Wednesday, April 20, 2011

Dueling Criticism

Ginia Bellafante talked back to fanboys and fangirls who sent her numerous emails and tweeted, blogged and in general caused a furor over her review of Game of Thrones, and she wasn't half rude.

Ms. Bellafante admits she doesn't know a single person who enjoys or writes fantasy and opines that there are few of those fantasy lovers "...who worship at the altar of quietly hewn domestic novels or celebrates the films of Nicole Holofcener or is engrossed by reruns of “House.”" Once again she is wrong. I write, review and enjoy "quietly hewn domestic novels" and I have seen Nicole Holofcener's films. As for House, I am a faithful watcher who enjoys the reruns and I understand House's axiom that everyone lies, including Ms. Bellafante.

I agree that Ms. Bellafante was the wrong audience since she obviously had her mind set before she watched HBO's Game of Thrones. She openly admitted in her review that she does not like the current trend in HBO programming since it has moved away from socially relevant themes and toward what she considers common fare in the mold of The Sopranos. "Like “The Tudors” and “The Borgias” on Showtime and the “Spartacus” series on Starz, “Game of Thrones,” is a costume-drama sexual hopscotch, even if it is more sophisticated than its predecessors. It says something about current American attitudes toward sex that with the exception of the lurid and awful “Californication,” nearly all eroticism on television is past tense." With that kind of attitude, how could she write anything but a pan of the series and the whole genre, relegating women who watch such shows as "fanboys?"

Since Ms. Bellafante seems to invite commentary on her preferences in literature and entertainment, I would like to offer mine on Nicole Holofcener's Just Give.

There was sufficient "sexual hopscotch" in Holofcener's quiet domestic drama, Just Give to render it in the same vein as The Tudors and The Borgias. Since most of the sexual hopscotch was portrayed by Oliver Platt casting his considerable "talent" on Amanda Peet's obviously uninterested and petite body, it was painful to watch and somewhat boring, and so was Ms. Peet since she leafed through a magazine while Platt was plowing her furrow, and this from a man who was supposedly committed to his family and family values. Catherine Keener's misplaced and often rude attempts at charity were even more painful that Platt's plowing. She even breaks down while checking out a local center for mentally and physically challenged young people, crying in the bathroom while one young woman with Down syndrome stands outside and asks if she is all right.

Keener and Platt are owners of a high end antique store and they supply their stock by checking out the obituaries and offering to buy whatever antiques they find worthy from grieving family members. They have bought the apartment next door to theirs in a co-op building but have generously allowed the tenant, an elderly woman about to die at any moment, to live there until she finally does die and they can scoop up her antiques and break through the wall between apartments to enlarge their own space. Peet is one of the old lady's granddaughters and she's in it for the money, having already established herself and self-involved and downright mean where her grandmother is concerned. Peet is stalking the woman who replaced her in her previous relationship and talks incessantly about her fake boobs while she wonders just exactly what she has that Peet lacks. How about compassion and a likable personality for starters?

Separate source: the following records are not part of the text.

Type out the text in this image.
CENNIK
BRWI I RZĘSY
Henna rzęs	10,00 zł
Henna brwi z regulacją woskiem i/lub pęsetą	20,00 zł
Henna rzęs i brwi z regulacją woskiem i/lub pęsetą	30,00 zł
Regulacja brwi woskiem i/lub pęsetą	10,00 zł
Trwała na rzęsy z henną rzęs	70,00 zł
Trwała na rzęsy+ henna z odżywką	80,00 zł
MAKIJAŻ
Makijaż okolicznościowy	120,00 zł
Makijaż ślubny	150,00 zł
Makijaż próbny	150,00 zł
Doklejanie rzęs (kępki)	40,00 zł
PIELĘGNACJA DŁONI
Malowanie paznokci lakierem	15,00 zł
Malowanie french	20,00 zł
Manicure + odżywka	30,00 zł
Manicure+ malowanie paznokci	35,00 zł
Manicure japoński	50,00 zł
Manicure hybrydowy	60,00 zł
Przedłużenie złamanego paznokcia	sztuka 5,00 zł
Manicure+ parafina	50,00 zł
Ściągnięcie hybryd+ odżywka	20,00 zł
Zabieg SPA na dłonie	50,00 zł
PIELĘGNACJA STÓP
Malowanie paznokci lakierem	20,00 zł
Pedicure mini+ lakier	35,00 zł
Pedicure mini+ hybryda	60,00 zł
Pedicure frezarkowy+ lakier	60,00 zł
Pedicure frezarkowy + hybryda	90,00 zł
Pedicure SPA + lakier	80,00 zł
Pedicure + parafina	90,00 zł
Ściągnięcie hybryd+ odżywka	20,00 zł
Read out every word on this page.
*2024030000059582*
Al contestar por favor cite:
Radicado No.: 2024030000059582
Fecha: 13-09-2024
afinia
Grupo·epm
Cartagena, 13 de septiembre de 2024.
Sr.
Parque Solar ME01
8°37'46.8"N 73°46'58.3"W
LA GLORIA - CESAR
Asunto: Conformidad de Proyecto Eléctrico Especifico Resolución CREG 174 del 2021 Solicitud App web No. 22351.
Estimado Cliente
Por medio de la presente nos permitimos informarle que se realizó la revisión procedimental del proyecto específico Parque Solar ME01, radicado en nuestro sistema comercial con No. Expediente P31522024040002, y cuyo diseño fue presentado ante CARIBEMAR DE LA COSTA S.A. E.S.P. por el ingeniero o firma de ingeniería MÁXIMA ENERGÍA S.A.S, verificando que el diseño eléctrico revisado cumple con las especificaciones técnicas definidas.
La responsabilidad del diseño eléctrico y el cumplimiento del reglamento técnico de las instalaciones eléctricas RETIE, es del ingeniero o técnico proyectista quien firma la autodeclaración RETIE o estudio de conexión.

Keener feels guilty about her wealth and privilege and tries to give it away to people on the street. In one instance, she offers money to a black man waiting outside a fashionable restaurant who turns out to be a patron waiting for a table just like she and her family. Constantly apologizing for her wealth while she scopes out the obituaries and whining about giving something back while she refuses to buy her daughter an expensive pair of jeans is disingenuous at best and patently absurd. Is Holofcener pointing up the hypocrisy of the nouveau riche or is she celebrating the sangfroid of the rich and privileged? All I do know is that the movie did nothing to improve my opinion of such poseurs or their false charity and guilt while scooping up some unfortunate family's treasures at a bargain, nor did Platt endear himself by pretending to be the misunderstood husband while sneaking out to cheat on his wife. All in all, if this is the kind of entertainment that Bellafante finds socially relevant, I feel better about disagreeing with her assessment of Game of Thrones.

I would also mention that I had seen Just Give a few months ago and was unimpressed, hence my assessment of it here.

Criticism is an art form and should have some substance. I find Ms. Bellafante's review and her subsequent defense of that review to be rude. As for what I think of the first episode of the series after having seen it twice, I'd have to say my views are somewhat changed. I enjoyed it thoroughly and have watched it twice now. I've also bought the whole series of books and plan to enjoy those even more. Seeing Game of Thrones a second time gave me a chance to pick up nuances I had missed the first time around and I will likely watching it again.